#1. "The Edge of Glory"


Sounds Like: Born This Way's victory lap: a thousand '80s anthems' worth of drama, Gaga's best vocals yet and Clarence Clemons's glorious saxophone coming together to create something absolutely monstrous.

Pros: When "The Edge of Glory" dropped, we called it one of the best pop songs of the year, and we will defend that again today to anyone who disagrees. It's easy to write an anthem--we're pretty sure Max Martin alone has about 20 of them sitting on his hard drive--but it takes skill to go this high up the emotional scale without tottering off the peak. The choruses don't have an inch of space or sound to spare. If the lyrics got any more portentous, they'd sound computer-generated. And the amount of time Gaga devotes to the bridge would be ludicrous were it not a showcase for Clemons' sax, the deadliest, most unexpected weapon in Gaga's pop arsenal. Those synth-violin fanfares alongside him aren't just decoration; they're earned.
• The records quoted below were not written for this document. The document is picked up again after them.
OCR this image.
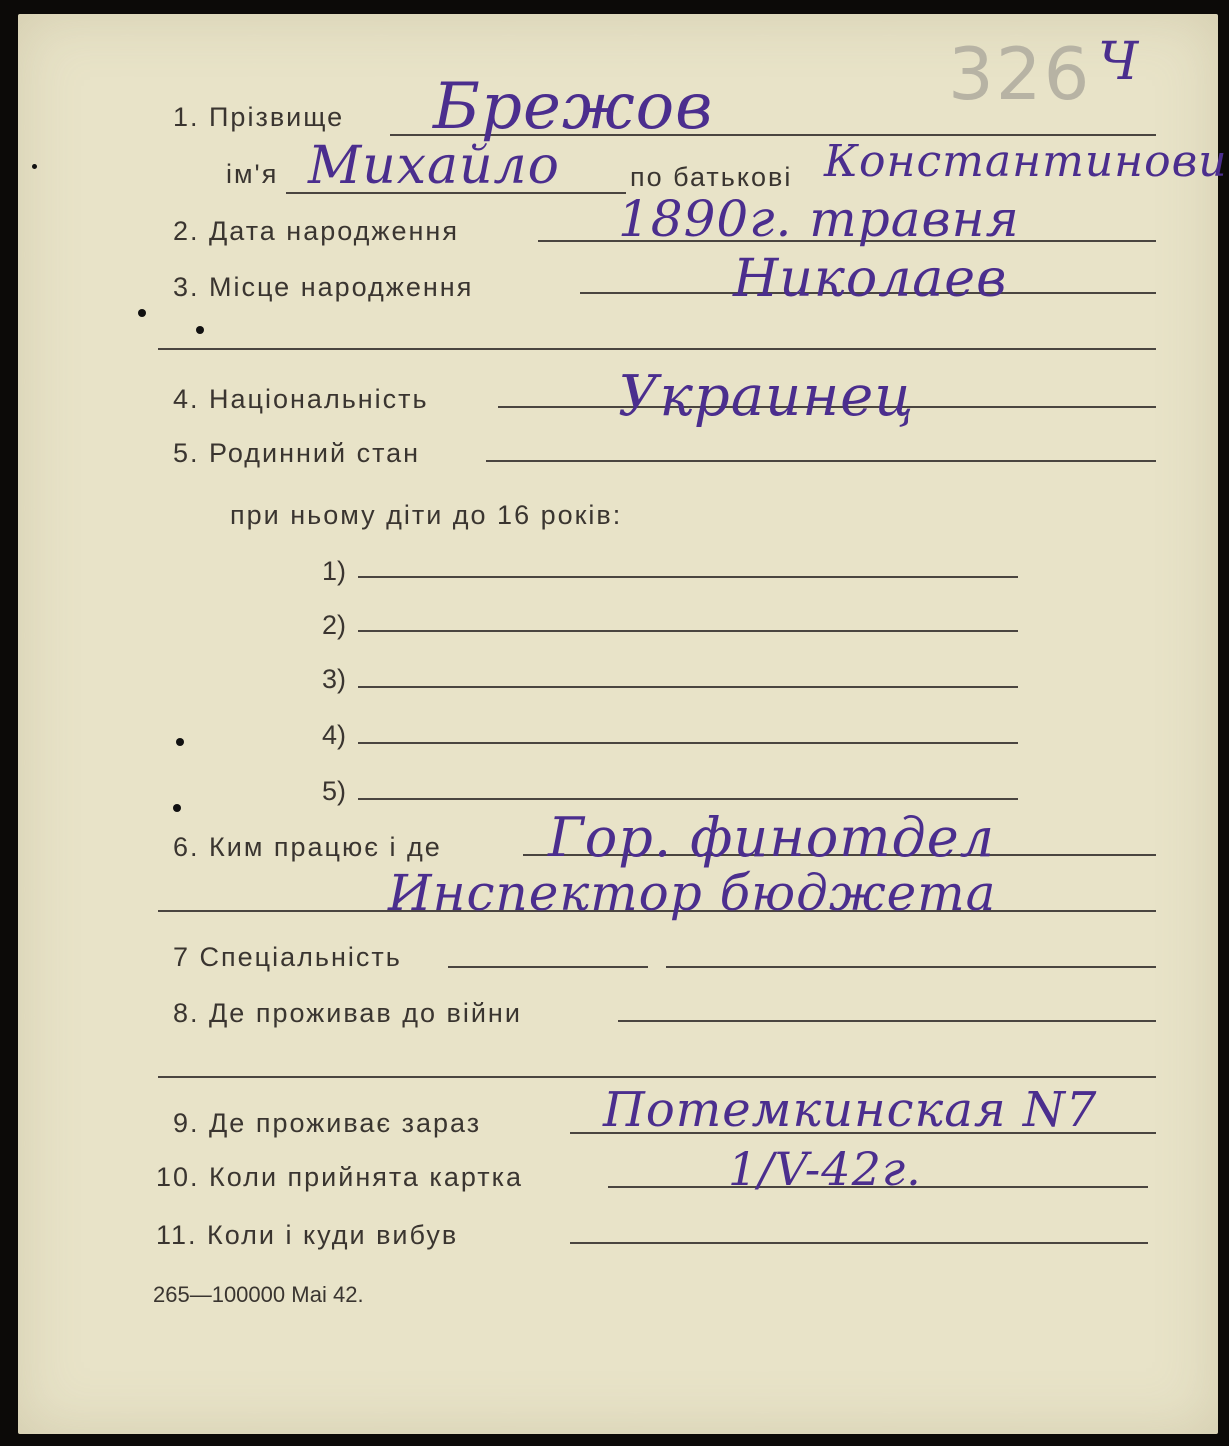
326 Ч
1. Прізвище Брежов
ім'я Михайло	по батькові Константинови
2. Дата народження	1890г. травня
3. Місце народження	Николаев
4. Національність	Украинец
5. Родинний стан
при ньому діти до 16 років:
1)
2)
3)
4)
5)
6. Ким працює і де Гор. финотдел
Инспектор бюджета
7 Спеціальність
8. Де проживав до війни
9. Де проживає зараз	Потемкинская N7
10. Коли прийнята картка	1/V-42г.
11. Коли і куди вибув
265—100000 Маі 42.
But we knew that already. What brings "The Edge of Glory" to #1 is how well it holds up in context. Everything we've heard of Born This Way has been so snippetized and previewed and promoted past hell that it's easy to forget that it's an album, one that's supposed to be at least somewhat coherent. "The Edge of Glory" is the last track, and it crowns everything that comes before: the yearnings of "Marry the Night" and "You and I," the bumper-sticker mottos of "Born This Way" and "Bad Kids," the politics of "Americano," the religion of "Electric Chapel" and the scope of just about everything. We couldn't ask for a better conclusion.

Cons: Zero.

Yearbook Lyric: What else: "I'm on the edge of glory, and I'm hanging on a moment with you."

Gaga Hashtags: Saxophone, Pat Benatar, the word "tonight," freedom.